We prove that the Novikov conjecture holds for any discrete group admitting an isometric and metrically proper action on an admissible Hilbert-Hadamard space. Admissible Hilbert-Hadamard spaces are a class of (possibly infinite-dimensional) non-positively curved metric spaces that contain dense sequences of closed convex subsets isometric to Riemannian manifolds. Examples of admissible Hilbert-Hadamard spaces include Hilbert spaces, certain simply connected and non-positively curved Riemannian-Hilbertian manifolds and infinite-dimensional symmetric spaces. Thus our main theorem can be considered as an infinite-dimensional analogue of Kasparov’s theorem on the Novikov conjecture for groups acting properly and isometrically on complete, simply connected and non-positively curved manifolds. As a consequence, we show that the Novikov conjecture holds for geometrically discrete subgroups of the group of volume preserving diffeomorphisms of a closed smooth manifold. This result is inspired by Connes’ theorem that the Novikov conjecture holds for higher signatures associated to the Gelfand-Fuchs classes of groups of diffeormorphisms.
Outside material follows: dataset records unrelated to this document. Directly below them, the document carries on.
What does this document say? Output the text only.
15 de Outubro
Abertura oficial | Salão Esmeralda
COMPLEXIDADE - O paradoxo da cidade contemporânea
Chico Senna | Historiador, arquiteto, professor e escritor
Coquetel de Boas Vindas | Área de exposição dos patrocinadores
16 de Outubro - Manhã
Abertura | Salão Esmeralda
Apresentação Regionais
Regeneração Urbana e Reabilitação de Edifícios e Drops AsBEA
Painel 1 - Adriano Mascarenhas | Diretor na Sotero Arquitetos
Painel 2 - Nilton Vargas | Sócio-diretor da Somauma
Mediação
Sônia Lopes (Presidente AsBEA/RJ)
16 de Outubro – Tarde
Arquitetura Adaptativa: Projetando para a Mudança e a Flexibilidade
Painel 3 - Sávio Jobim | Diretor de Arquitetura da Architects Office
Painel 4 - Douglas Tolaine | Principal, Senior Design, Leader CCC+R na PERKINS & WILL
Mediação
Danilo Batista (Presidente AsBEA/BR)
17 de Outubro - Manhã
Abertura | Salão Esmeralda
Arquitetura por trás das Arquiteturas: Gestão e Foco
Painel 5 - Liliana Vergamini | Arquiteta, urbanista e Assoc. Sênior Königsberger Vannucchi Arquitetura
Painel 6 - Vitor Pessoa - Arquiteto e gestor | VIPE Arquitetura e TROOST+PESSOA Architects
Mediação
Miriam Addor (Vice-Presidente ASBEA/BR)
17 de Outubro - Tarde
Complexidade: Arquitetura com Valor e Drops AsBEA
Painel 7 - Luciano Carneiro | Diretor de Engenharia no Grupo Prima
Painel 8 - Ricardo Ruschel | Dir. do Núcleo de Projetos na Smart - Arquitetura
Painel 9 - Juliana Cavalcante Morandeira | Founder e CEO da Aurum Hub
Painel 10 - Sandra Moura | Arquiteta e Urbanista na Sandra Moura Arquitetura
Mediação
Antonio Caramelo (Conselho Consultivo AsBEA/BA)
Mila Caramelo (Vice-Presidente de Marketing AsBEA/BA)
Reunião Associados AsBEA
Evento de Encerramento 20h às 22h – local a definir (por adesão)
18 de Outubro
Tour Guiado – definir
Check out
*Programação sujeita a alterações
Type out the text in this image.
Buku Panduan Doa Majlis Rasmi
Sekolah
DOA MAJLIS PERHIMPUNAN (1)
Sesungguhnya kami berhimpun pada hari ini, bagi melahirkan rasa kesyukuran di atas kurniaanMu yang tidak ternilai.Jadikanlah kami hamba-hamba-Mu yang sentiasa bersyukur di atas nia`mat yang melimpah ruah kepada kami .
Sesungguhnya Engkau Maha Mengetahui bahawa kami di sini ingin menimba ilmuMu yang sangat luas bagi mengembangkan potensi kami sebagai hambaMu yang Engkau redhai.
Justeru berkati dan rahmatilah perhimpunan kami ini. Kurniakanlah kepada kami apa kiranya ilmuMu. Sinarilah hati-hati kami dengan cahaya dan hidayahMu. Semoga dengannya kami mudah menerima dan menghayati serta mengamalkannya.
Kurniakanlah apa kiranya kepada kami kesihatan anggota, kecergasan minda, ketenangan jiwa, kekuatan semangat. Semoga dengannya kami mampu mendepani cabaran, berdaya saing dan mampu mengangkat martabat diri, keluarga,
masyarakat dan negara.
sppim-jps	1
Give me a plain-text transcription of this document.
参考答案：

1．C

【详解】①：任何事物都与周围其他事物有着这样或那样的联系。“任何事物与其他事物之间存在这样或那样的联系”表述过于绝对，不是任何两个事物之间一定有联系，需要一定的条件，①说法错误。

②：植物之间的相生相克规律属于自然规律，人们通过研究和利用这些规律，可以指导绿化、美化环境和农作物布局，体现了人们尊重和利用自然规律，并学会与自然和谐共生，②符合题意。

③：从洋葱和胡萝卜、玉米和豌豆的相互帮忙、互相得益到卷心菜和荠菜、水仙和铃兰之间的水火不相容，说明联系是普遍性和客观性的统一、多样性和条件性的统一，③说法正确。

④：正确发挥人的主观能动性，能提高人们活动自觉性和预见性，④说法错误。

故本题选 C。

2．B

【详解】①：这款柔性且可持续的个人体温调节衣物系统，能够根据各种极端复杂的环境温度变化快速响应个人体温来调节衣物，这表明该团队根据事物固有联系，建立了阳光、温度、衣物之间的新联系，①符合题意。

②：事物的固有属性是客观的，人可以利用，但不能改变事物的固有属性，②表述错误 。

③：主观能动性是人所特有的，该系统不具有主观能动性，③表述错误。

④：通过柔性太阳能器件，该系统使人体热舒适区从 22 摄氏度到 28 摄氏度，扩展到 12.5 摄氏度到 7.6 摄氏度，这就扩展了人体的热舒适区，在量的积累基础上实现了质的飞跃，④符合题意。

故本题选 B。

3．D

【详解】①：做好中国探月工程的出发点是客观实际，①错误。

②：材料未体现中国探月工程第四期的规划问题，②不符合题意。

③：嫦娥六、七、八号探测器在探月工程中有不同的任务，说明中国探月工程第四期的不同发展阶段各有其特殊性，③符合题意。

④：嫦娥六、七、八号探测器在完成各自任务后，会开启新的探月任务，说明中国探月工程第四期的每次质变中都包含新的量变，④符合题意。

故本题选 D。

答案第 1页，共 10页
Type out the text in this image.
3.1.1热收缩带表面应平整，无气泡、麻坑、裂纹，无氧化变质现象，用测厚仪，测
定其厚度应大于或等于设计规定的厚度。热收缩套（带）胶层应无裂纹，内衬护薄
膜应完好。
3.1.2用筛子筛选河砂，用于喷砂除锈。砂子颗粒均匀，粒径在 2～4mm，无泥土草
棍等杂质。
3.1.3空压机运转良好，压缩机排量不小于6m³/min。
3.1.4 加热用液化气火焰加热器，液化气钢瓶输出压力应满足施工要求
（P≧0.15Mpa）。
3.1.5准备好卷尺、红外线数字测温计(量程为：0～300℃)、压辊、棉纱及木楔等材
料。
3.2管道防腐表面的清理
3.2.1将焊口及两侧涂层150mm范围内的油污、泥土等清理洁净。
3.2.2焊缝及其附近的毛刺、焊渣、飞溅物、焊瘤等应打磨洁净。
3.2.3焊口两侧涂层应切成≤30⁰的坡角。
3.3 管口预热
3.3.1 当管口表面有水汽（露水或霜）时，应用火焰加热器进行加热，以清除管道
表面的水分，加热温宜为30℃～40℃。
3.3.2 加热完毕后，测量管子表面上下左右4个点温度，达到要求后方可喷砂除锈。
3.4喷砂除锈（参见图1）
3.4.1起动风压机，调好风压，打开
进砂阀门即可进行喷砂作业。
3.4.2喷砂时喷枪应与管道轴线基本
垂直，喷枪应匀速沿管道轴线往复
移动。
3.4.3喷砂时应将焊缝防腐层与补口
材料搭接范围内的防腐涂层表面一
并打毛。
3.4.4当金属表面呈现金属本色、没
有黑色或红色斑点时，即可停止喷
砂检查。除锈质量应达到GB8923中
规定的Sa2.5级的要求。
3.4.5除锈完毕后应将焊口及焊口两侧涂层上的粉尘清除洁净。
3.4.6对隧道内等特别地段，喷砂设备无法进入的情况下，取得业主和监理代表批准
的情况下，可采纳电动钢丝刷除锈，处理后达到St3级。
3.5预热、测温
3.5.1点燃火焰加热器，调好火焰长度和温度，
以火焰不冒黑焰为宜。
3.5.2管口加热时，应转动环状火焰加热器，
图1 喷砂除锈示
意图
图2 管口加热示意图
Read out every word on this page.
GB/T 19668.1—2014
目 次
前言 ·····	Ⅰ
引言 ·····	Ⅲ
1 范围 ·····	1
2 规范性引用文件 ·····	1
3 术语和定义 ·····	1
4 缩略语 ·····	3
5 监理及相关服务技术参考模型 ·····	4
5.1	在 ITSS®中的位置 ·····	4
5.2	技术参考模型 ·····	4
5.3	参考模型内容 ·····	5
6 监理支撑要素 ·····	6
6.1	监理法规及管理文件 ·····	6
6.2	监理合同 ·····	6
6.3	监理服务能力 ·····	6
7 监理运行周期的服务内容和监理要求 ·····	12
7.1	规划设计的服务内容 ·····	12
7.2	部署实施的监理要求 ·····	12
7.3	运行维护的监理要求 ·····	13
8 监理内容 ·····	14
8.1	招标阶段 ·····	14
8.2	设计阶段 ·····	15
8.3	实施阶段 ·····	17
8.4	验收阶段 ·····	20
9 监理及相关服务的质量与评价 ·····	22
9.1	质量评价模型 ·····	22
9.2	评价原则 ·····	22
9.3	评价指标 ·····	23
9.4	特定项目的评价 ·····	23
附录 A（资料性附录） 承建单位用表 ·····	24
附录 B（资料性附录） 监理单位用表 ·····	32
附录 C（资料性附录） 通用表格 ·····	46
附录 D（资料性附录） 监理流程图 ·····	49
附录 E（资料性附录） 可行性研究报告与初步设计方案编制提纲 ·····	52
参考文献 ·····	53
我们证明了诺维科夫猜想对于任何在允许的希尔伯特-哈达玛空间上允许等距和度量适当作用的离散组成立。允许的希尔伯特-哈达玛空间是一类（可能是无穷大的）非正弯曲的度量空间，其中包含与黎曼流形等轴测的密闭凸子集的密集序列。允许的希尔伯特-哈达玛空间的例子包括希尔伯特空间，某些简单连接且非正弯曲的黎曼-希尔伯特流形和无限维对称空间。因此，对于在完整，简单连接且非正弯曲的流形上正确且等距地作用的组，我们的主要定理可以看作是Novikov猜想上的Kasparov定理的无穷大类比。作为结果，我们表明，诺维科夫猜想对于一个封闭的光滑流形的体积保持微分集群的几何离散子集成立。这个结果受到康纳斯定理的启发，诺维科夫猜想持有与微分同构群的Gelfand-Fuchs类相关的更高签名。